Wednesday, June 07, 2006

The Ordinary

Today was one of those perfect summer days - about 82 degrees outside, a little bit of a breeze, not a cloud in the sky - and the little man and I spent most of the morning with my friend NK and her two girls. Alex and NK's older daughter played and ran and chased while NK and I sat on her patio, in the shade, entertaining her baby and talking about some Life Junk we've both been dealing with lately.

The baby was a little fussy, so I offered to take Alex and C. to lunch - just a little jaunt up the road to ChickFilA - and the three of us sat, and ate, and talked. I grabbed a couple of balloons - green for A., yellow for C. - as we left the restaurant, and then we dropped C. of at her house on the way back to ours.

I expected that Alex wouldn't make it home awake, but instead he balked at his nap this afternoon - he pretty much sat in his room and played and talked during the two hours he'd normally be sleeping - and finally around 4 I pulled him out of isolation so we could eat popsicles on the front steps and run around the yard for a little while. About an hour later we came inside, fixed something to drink, and I started working on supper: making hamburger patties, chopping stuff for a salad, shucking corn and getting it ready for the grill. Alex handled all the "shakey shake" duties - meaning that he sprinkled seasoning wherever it needed to go - and we talked on and off while he watched "Blue's Clues."

David finished up his work around 6, and he and Alex headed outside for grill duty while I checked email, read some blogs, and vacuumed up the corn silks that had scattered across the rug in my kitchen. We sat down for supper, the three of us, and Alex said his Official Blessing: "Dear God, thank you for today. Thank you for our food. In Jesus' Name. Amen." The hamburgers were great, the corn was okay - Alex went a little heavy on the dill when he did the shakey-shake - and the salad was fresh in a way that only happens in summertime.
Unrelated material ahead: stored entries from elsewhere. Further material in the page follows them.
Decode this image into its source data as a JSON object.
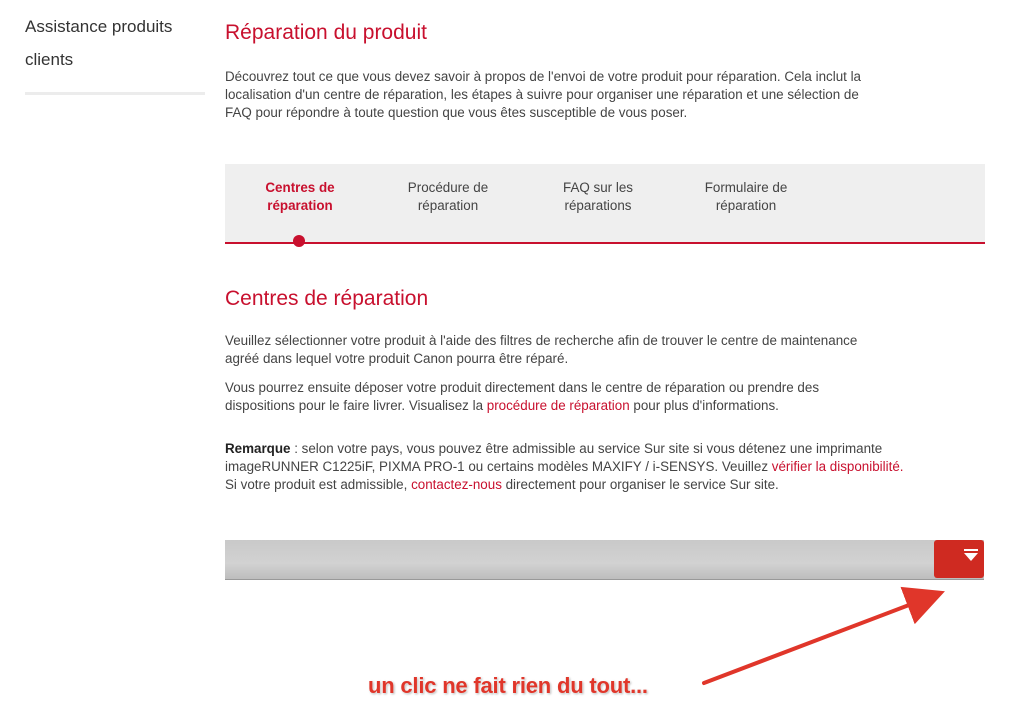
{
  "sidebar": {
    "link_line1": "Assistance produits",
    "link_line2": "clients"
  },
  "header": {
    "title": "Réparation du produit",
    "intro_line1": "Découvrez tout ce que vous devez savoir à propos de l'envoi de votre produit pour réparation. Cela inclut la",
    "intro_line2": "localisation d'un centre de réparation, les étapes à suivre pour organiser une réparation et une sélection de",
    "intro_line3": "FAQ pour répondre à toute question que vous êtes susceptible de vous poser."
  },
  "tabs": [
    {
      "line1": "Centres de",
      "line2": "réparation",
      "active": true
    },
    {
      "line1": "Procédure de",
      "line2": "réparation",
      "active": false
    },
    {
      "line1": "FAQ sur les",
      "line2": "réparations",
      "active": false
    },
    {
      "line1": "Formulaire de",
      "line2": "réparation",
      "active": false
    }
  ],
  "section": {
    "title": "Centres de réparation",
    "p1_line1": "Veuillez sélectionner votre produit à l'aide des filtres de recherche afin de trouver le centre de maintenance",
    "p1_line2": "agréé dans lequel votre produit Canon pourra être réparé.",
    "p2_line1": "Vous pourrez ensuite déposer votre produit directement dans le centre de réparation ou prendre des",
    "p2_line2_pre": "dispositions pour le faire livrer. Visualisez la ",
    "p2_link": "procédure de réparation",
    "p2_line2_post": " pour plus d'informations.",
    "note_label": "Remarque",
    "note_line1": " : selon votre pays, vous pouvez être admissible au service Sur site si vous détenez une imprimante",
    "note_line2_pre": "imageRUNNER C1225iF, PIXMA PRO-1 ou certains modèles MAXIFY / i-SENSYS. Veuillez ",
    "note_link1": "vérifier la disponibilité.",
    "note_line3_pre": "Si votre produit est admissible, ",
    "note_link2": "contactez-nous",
    "note_line3_post": " directement pour organiser le service Sur site."
  },
  "filter": {
    "icon": "filter-dropdown-icon"
  },
  "annotation": {
    "text": "un clic ne fait rien du tout...",
    "color": "#e0362a"
  },
  "colors": {
    "accent": "#c8102e",
    "tab_bar_bg": "#efefef",
    "button": "#cf2a21"
  }
}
By the time I ran Alex's bath, he looked slightly like Pigpen. His feet and legs were filthy from all his outside activity; his mouth was surrounded by a ring of peanut butter coated with a couple of layers of Cheese-Its and Cheetos crumbs. I thought to myself that he looked and smelled like little boys should once the weather turns warm - dirty, for sure, legs covered with little cuts and bruises, the official battle scars of his summer adventures.

Once he was clean and pajama-clad, Alex and his daddy played trains, then came downstairs for a little TV time, neither of them doing a very good job of keeping their eyes open. So Alex went up to bed, said his prayers, and was out like a light in no time at all.

It seems like, with my personality, I'm always on the lookout for "the funny." I see the world around me at sort of a skewed angle, so I tend to go through my days being entertained by the oddest little occurrences: the way a clerk at a grocery store pronounces "celery," or the way a political candidate announces that she is "for education. Absolutely for education" (I'm sure the anti-education lobby, powerful as it is, was shaking in its boots at that bold proclamation), or the way a little boy at Walmart dodges behind a rack of clothes just as his mama's hand is about to make contact with his behind. I am, as a general rule, pretty easily entertained.

What I am not, at least not often enough, is easily grateful. There was absolutely nothing spectacular or special about our day, but what bowls me over as I think back on it is that it was absolutely everything that I never thought I wanted. I never dreamed of marriage or of children. I never pictured myself living in suburbia, shuttling kids to fast-food restaurants, playgrounds, and zoos. I certainly never thought that I'd belong to a church where there is no stained glass, no kneelers behind the pews, and instruments that require electricity. So while I don't know exactly what I thought my life would be, I do know that I had some vague notion of living in a big city in a fabulous apartment and walking to a job where I edited what other people wrote. And I'm certain that I never thought my life would be this one that I have.

In light of all that, I just want to write it down and make it official: I'm so thankful, as I look back over this very ordinary day in our very ordinary life, that God has blessed me with all the things I never wanted.

Because there's absolutely nowhere else that I'd rather be.